The envoy said EU would foot the cost and travel expenses of the entire programme, adding “This is part of the global Erasmus programme that cost €14.7bn.
“It has supported thousands of scholars, thousands of researchers coming to Europe.
“In the case of Nigeria in particular, the European Union has invested €6.6m since 2014. That is equivalent to N2.6bn in supporting young people.”
Karlsen appealed to the beneficiaries of the scholarship to jealously protect and project the image of Nigeria through their good conduct as well as endeavour to contribute their quota to the growth and development of the country.
The envoy, who disclosed that EU had supported Nigeria with over €600m (N243bn) in different development programmes across the country so far, said the EU has eloquently spoken through the programme that it was not against Africans migrating to Europe inasmuch such adventure followed due process.

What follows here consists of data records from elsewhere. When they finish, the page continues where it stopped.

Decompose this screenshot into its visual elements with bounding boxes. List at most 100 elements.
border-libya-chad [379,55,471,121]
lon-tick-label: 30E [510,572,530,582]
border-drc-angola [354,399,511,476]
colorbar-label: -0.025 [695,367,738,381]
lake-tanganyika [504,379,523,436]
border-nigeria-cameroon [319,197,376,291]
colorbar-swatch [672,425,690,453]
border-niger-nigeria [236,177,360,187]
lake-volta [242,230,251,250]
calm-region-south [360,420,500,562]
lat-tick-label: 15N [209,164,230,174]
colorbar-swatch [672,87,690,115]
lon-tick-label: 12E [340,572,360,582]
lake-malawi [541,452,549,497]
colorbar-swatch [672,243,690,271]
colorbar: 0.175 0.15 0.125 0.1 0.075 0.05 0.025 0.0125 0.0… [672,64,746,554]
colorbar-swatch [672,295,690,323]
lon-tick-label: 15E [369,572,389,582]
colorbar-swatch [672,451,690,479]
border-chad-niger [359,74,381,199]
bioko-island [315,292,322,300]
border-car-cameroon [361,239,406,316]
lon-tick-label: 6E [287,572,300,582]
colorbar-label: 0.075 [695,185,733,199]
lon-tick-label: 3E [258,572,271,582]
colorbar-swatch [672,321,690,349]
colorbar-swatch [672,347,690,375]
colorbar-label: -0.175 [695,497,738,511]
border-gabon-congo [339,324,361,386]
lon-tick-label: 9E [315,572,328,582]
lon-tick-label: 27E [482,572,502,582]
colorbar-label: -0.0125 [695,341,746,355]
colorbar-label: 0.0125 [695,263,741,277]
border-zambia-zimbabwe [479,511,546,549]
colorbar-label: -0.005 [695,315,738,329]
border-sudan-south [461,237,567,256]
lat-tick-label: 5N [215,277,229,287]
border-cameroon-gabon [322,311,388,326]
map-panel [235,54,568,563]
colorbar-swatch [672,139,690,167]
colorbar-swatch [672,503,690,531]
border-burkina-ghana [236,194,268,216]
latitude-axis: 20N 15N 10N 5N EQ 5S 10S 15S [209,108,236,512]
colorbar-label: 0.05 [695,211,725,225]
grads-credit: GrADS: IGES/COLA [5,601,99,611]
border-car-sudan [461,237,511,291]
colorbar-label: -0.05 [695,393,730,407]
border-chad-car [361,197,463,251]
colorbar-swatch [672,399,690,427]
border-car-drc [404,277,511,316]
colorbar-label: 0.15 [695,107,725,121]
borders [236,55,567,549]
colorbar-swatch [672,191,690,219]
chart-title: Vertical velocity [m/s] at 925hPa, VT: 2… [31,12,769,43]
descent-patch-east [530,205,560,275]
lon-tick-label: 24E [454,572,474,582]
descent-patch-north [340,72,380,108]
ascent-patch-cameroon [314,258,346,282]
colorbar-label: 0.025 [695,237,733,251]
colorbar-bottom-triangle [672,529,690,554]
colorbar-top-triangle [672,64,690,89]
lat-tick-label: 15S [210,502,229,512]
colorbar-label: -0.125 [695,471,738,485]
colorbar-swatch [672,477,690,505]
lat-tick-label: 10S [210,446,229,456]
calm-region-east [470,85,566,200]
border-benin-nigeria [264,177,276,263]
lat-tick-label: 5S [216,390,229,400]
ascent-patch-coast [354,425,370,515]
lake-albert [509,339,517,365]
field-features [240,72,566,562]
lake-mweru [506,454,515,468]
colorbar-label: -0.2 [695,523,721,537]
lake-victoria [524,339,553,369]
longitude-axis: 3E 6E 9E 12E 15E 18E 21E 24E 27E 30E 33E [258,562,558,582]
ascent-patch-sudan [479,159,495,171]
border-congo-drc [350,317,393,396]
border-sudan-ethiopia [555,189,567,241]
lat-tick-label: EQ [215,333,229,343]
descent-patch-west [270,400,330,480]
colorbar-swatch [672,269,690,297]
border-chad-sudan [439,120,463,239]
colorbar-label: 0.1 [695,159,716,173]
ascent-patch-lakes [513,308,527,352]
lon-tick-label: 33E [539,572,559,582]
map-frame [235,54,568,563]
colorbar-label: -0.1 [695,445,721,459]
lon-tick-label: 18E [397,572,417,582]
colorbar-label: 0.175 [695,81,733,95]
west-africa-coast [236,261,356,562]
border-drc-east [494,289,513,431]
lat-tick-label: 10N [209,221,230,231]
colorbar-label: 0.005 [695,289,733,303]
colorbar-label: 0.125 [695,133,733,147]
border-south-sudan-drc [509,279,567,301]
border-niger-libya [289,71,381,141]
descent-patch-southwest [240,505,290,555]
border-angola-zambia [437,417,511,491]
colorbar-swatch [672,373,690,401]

Meanwhile, in his remark, the Director, UN Information Centre in Nigeria, Mr Ronald Kayanja, said the centre was engaging young people across the world, by ensuring that youths were carried along with developments in various countries.
“In Nigeria, the UN has 24 sub-agencies involved in education, children, woman, health and others to keep us accountable, participate, engage people and we want to do more,’’ he said.
The director said that there was a need for advocacy to engage more youths in the economy, health, education and Information Communication and Technologies (ICT).
President, JCI Nigeria, Adetola Juyitan, in his remarks, said the group was working on an educational transformation initiative to make global education entirely inclusive and accessible for all regardless of their background or where they reside.
He averred that illiteracy has remained one of the biggest challenges in 2019 in Nigeria
According to him, illiteracy ranks as one of the biggest menaces in 2019 in the country.
“This, therefore, implies that the educational space in our country needs a high level of transformation,” he said.